3. The balloon inflation circuit of claim 2, wherein the switching circuit comprises a first transistor, a first resistor, and a first MOS transistor;

4. The balloon inflation circuit of claim 3, wherein the switching circuit further comprises a first ferrite bead, the first ferrite bead being of the type BLM31PG601SN 1;

5. The balloon inflation circuit of claim 3, wherein the switching circuit further comprises a second resistor, a first capacitor, and a second capacitor, the first capacitor and the second capacitor having different capacitance values;

6. The balloon inflation circuit of claim 1, wherein the pressure detection module comprises a pressure sensor, a power supply end of the pressure sensor is connected with a first power supply, and an output end of the pressure sensor is connected with a signal input end of the microcontroller;

7. The balloon inflation circuit of claim 6, wherein the pressure detection module further comprises a second ferrite bead, and wherein the power terminal of the pressure sensor is connected to the first power source through the second ferrite bead.
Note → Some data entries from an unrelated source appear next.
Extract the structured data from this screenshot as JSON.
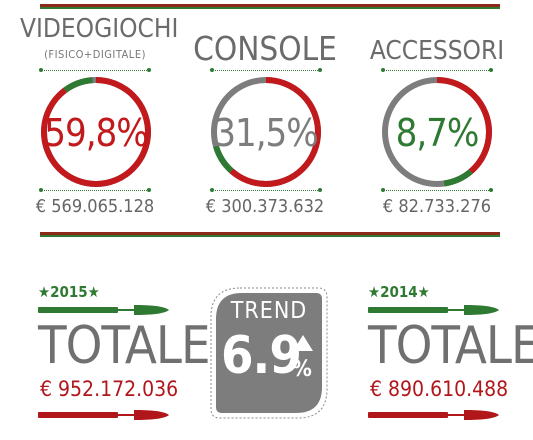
{
  "colors": {
    "red": "#c1191c",
    "green": "#2f7a33",
    "gray": "#7d7d7d",
    "dark_red": "#8b2a19"
  },
  "categories": [
    {
      "title": "VIDEOGIOCHI",
      "subtitle": "(FISICO+DIGITALE)",
      "percent_label": "59,8%",
      "percent": 59.8,
      "percent_color": "#c1191c",
      "amount": "€ 569.065.128"
    },
    {
      "title": "CONSOLE",
      "subtitle": "",
      "percent_label": "31,5%",
      "percent": 31.5,
      "percent_color": "#7d7d7d",
      "amount": "€ 300.373.632"
    },
    {
      "title": "ACCESSORI",
      "subtitle": "",
      "percent_label": "8,7%",
      "percent": 8.7,
      "percent_color": "#2f7a33",
      "amount": "€ 82.733.276"
    }
  ],
  "totals": {
    "left": {
      "year": "★2015★",
      "label": "TOTALE",
      "amount": "€ 952.172.036"
    },
    "right": {
      "year": "★2014★",
      "label": "TOTALE",
      "amount": "€ 890.610.488"
    }
  },
  "trend": {
    "label": "TREND",
    "value": "6.9",
    "percent_sign": "%",
    "direction": "up"
  }
}
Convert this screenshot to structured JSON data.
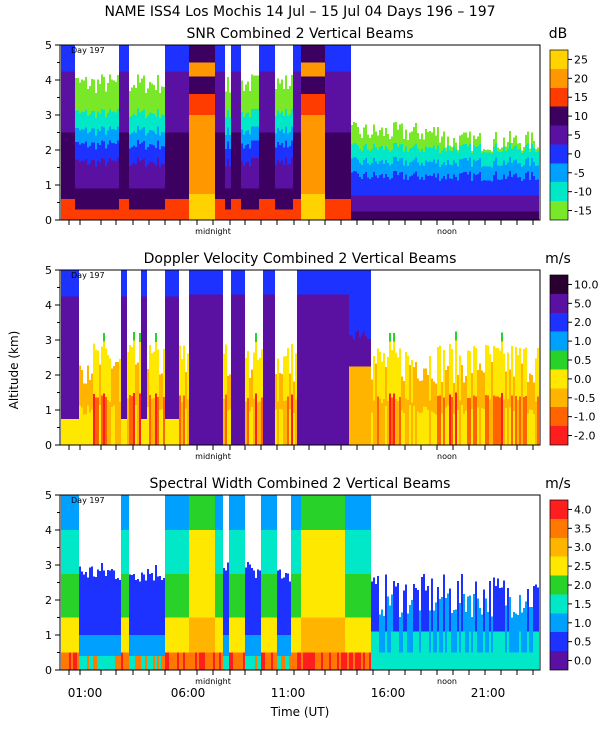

8. The balloon inflation circuit of claim 6, wherein the pressure detection module further comprises a first capacitor bank formed by connecting a plurality of capacitors with different capacitance values in parallel;

9. A balloon inflation circuit as claimed in any one of claims 1 to 8 further comprising a key module connected to the microcontroller;

10. A balloon inflation device comprising a balloon inflation circuit connected to a first power source, the balloon inflation circuit being configured as a balloon inflation circuit according to any one of claims 1 to 9.